Comics “on the edge” tend to have edge or fringe followings. Stanhope is fantastic, but he’s a niche performer. Cross may be offensively poignant, but he’s preaching to the choir. Same goes for Garofalo; as much as she is able to rally the left, she’s not changing any Republican minds.
Now, take Gaffigan: he’s less vitriolic than the aforementioned comics, but he’s certainly found a way to criticize people to their faces—and because of his wide appeal, he’s been able to accomplish this on a larger scale.
In the comments there, Gaffigan's inside voice is brought up by someone named Roped:
what you’re missing here is Gaffigan’s strange voice that talks back to his jokes from the perspective of a confused (possibly female) audience member. This tic makes him more subversive than any of the other comics you’ve mentioned because he is able to play with our responses by responding to this voice. Through this he goes beyond simply stating what he thinks in the way you’ve mentioned. Like, he’s not just going “I HATE OBESITY AND CRITICIZE IT” but he can display both sides of the conversation. It is wizardry.
Good point that. I've heard Gaffigan refer to it as his "inside voice." But to me, it always seemed more of an "outside voice" — him acting out the thoughts of a conservative, easily offended, female audience member.
And that's the beauty of it. It shows he's completely aware of how he's being perceived, which lets him get away with saying on-the-edge stuff. It's like a bumper that minimizes any damage. Plus, it also shows the silliness of those thin-skinned soccer mom types.

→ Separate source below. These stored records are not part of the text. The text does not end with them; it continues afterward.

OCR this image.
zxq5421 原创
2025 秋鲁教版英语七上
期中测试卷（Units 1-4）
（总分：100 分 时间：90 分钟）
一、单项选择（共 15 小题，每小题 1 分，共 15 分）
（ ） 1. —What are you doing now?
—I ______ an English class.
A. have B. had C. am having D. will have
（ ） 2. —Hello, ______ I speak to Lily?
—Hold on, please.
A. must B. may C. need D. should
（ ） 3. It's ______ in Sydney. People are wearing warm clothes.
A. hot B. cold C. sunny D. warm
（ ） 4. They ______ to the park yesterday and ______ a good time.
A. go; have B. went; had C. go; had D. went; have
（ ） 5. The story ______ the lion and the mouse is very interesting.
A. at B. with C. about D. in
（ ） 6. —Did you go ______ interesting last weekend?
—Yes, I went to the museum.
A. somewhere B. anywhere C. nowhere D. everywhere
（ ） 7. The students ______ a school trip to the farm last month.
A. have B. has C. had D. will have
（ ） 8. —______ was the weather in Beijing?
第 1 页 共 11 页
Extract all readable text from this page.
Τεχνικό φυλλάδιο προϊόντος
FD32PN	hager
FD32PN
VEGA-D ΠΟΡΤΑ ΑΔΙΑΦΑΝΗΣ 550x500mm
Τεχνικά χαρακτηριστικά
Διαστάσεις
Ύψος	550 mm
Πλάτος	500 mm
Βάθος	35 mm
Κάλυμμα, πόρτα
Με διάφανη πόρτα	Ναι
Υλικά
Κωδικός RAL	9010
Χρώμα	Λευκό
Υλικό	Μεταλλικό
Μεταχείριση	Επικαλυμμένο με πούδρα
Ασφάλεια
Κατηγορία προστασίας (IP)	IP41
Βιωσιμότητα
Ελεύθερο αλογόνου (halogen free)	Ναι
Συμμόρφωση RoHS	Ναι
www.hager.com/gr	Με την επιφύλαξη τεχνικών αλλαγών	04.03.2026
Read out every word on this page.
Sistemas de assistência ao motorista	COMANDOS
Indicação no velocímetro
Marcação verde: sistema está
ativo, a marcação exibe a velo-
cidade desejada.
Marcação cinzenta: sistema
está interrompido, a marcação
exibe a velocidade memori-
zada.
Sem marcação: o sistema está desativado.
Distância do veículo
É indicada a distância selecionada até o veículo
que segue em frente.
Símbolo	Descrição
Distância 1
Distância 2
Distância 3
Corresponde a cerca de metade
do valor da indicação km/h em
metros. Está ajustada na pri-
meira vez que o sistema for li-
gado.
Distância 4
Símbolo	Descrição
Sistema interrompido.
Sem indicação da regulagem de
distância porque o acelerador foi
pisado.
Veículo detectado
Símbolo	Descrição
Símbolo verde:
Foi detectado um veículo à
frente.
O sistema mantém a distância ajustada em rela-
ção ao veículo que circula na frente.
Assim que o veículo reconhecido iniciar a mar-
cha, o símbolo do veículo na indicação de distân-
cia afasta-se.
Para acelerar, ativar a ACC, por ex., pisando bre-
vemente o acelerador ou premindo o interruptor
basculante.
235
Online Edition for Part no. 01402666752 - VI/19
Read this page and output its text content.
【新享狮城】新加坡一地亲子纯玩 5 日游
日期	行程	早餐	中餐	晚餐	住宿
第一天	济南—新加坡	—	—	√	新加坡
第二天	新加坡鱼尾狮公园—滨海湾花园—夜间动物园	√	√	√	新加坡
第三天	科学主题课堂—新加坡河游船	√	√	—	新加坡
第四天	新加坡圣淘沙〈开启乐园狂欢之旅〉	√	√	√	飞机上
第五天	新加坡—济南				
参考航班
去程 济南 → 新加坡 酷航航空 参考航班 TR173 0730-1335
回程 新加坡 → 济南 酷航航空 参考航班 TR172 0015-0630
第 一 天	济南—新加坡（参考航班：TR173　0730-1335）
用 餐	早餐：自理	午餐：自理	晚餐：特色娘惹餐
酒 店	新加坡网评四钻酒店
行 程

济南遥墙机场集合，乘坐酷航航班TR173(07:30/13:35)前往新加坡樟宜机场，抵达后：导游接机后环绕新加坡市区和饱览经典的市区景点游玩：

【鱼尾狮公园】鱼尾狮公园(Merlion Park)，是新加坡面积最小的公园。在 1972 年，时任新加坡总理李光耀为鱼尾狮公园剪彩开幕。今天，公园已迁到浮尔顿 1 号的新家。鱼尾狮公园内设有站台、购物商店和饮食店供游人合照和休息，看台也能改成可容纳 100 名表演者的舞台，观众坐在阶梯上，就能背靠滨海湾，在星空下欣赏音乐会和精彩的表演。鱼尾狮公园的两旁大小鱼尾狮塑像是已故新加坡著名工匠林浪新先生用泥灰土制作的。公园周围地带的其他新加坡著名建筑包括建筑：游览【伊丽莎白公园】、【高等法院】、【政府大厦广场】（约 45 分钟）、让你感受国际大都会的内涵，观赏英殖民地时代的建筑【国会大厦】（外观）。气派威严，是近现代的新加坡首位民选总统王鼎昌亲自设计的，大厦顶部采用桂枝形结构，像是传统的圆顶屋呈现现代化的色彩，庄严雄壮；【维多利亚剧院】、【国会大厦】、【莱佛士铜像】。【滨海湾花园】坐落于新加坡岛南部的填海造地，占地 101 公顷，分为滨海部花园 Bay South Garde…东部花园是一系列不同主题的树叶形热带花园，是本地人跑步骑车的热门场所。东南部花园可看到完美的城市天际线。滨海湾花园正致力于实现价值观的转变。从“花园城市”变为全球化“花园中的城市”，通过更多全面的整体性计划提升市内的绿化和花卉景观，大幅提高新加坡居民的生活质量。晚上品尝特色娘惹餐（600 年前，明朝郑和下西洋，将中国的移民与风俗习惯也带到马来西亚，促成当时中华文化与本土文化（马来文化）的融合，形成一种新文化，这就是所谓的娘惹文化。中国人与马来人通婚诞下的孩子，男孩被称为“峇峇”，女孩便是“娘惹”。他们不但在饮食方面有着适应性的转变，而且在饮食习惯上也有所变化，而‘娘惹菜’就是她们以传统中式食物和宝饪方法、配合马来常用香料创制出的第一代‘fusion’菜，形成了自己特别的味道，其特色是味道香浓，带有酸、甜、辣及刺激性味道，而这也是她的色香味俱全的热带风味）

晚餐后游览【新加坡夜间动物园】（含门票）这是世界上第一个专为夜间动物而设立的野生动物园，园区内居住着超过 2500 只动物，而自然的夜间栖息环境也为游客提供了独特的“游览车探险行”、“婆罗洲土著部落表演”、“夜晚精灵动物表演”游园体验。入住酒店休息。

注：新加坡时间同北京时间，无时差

And one more thing worth mentioning on the topic: Sometimes Gaffigan is just outright subversive. Take this chunk he does on religion where he tackles the virgin birth, pearly gates, people who talk a lot about Jesus, the burning bush, etc.
I don't think the Jesus stuff is why he's so popular. To keep up his mainstream appeal, this kinda thing needs to be sandwiched between bits on bowling and Hot Pockets. But sometimes it takes some sugar (or bacon) to make a pill go down.